Regarding having a child, I’m not an expert or a parent, but my impression is it’s rare for having kids to actually create more impact than not having the desire in the first place. I vaguely remember Julia Wise having children due to some combination of (a) non-EA goals, and (b) not having kids would make her sad, potentially reducing productivity. In this case, the impact-maximizer would say that (a) is fine/unavoidable—not everyone is totally dedicated to impact—and (b) means that being sad is a more costly concession than not having kids, so having kids is the least costly concession available. Maybe for some, having kids makes life meaningful and gives them something to fight for in the world, which would increase their impact. But I haven’t met any such people.
It’s possible to have non-impact goals that actually increase your impact. Some examples are being truth-seeking, increasing your status in the EA community, or not wanting to let down your EA friends/colleagues. But I have two concerns with putting too much emphasis on this. First, optimizing too hard for this other goal has Goodheart concerns: there are selfish rationalists, EAs who add to an echo chamber, and people who stay on projects that aren’t maximally impactful. Second, the idea that we can directly optimize for impact is a core EA intuition, and focusing on noncentral cases of other goals increasing impact might distract from this. I think it’s better to realize that most of us are not pure impact-maximizers, we must make concessions to other goals, and that which concessions we make is extremely important to our impact.
This doesn’t seem like much evidence one way or the other unless you can directly observe or infer the counterfactual.

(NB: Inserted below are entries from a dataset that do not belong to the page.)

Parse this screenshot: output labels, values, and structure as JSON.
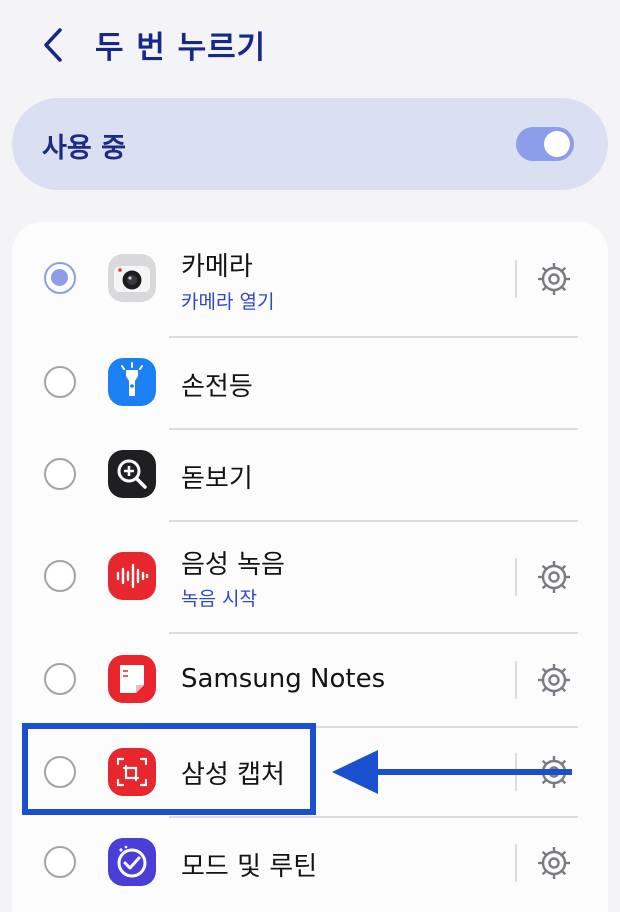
{
  "header": {
    "title": "두 번 누르기",
    "back_icon": "chevron-left-icon"
  },
  "master_switch": {
    "label": "사용 중",
    "state": "on"
  },
  "colors": {
    "title": "#16288a",
    "accent": "#8f9de8",
    "subtitle": "#2f48c9",
    "highlight": "#1a4fcf"
  },
  "options": [
    {
      "title": "카메라",
      "subtitle": "카메라 열기",
      "selected": true,
      "has_settings": true,
      "icon": "camera-icon"
    },
    {
      "title": "손전등",
      "subtitle": "",
      "selected": false,
      "has_settings": false,
      "icon": "flashlight-icon"
    },
    {
      "title": "돋보기",
      "subtitle": "",
      "selected": false,
      "has_settings": false,
      "icon": "magnifier-icon"
    },
    {
      "title": "음성 녹음",
      "subtitle": "녹음 시작",
      "selected": false,
      "has_settings": true,
      "icon": "voice-recorder-icon"
    },
    {
      "title": "Samsung Notes",
      "subtitle": "",
      "selected": false,
      "has_settings": true,
      "icon": "notes-icon"
    },
    {
      "title": "삼성 캡처",
      "subtitle": "",
      "selected": false,
      "has_settings": true,
      "icon": "capture-icon"
    },
    {
      "title": "모드 및 루틴",
      "subtitle": "",
      "selected": false,
      "has_settings": true,
      "icon": "modes-routines-icon"
    }
  ],
  "annotation": {
    "highlighted_option": "삼성 캡처",
    "arrow_icon": "left-arrow-icon"
  }
}
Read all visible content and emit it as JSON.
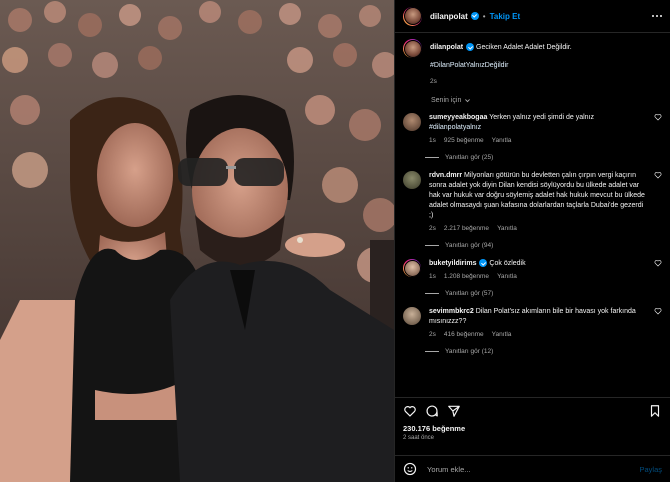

If you take OP at face value, you’re traversing at least 6-7 OOMs within choices that can be made by the same individual, so it seems very plausible that someone can be observed to be extremely impactful on an absolute scale while still operating at only 10% of their personal best, or less. (also there is variance in impact across people for hard-to-control reasons, for example intelligence or nationality).
If you prioritize US policy, being a permanent resident of a state and living in DC temporarily makes sense. But living permanently in DC forecloses an entire path through which you could have impact, i.e. getting elected to federal office. Maybe that’s the right choice if you are a much much better fit for appointed jobs than elected ones, or if you have a particularly high-impact appointed job where you know you can accomplish more than you could in Congress. But on net I would expect being a permanent resident of DC to reduce most people’s policy impact (as does being unwilling to move to DC when called upon to do so).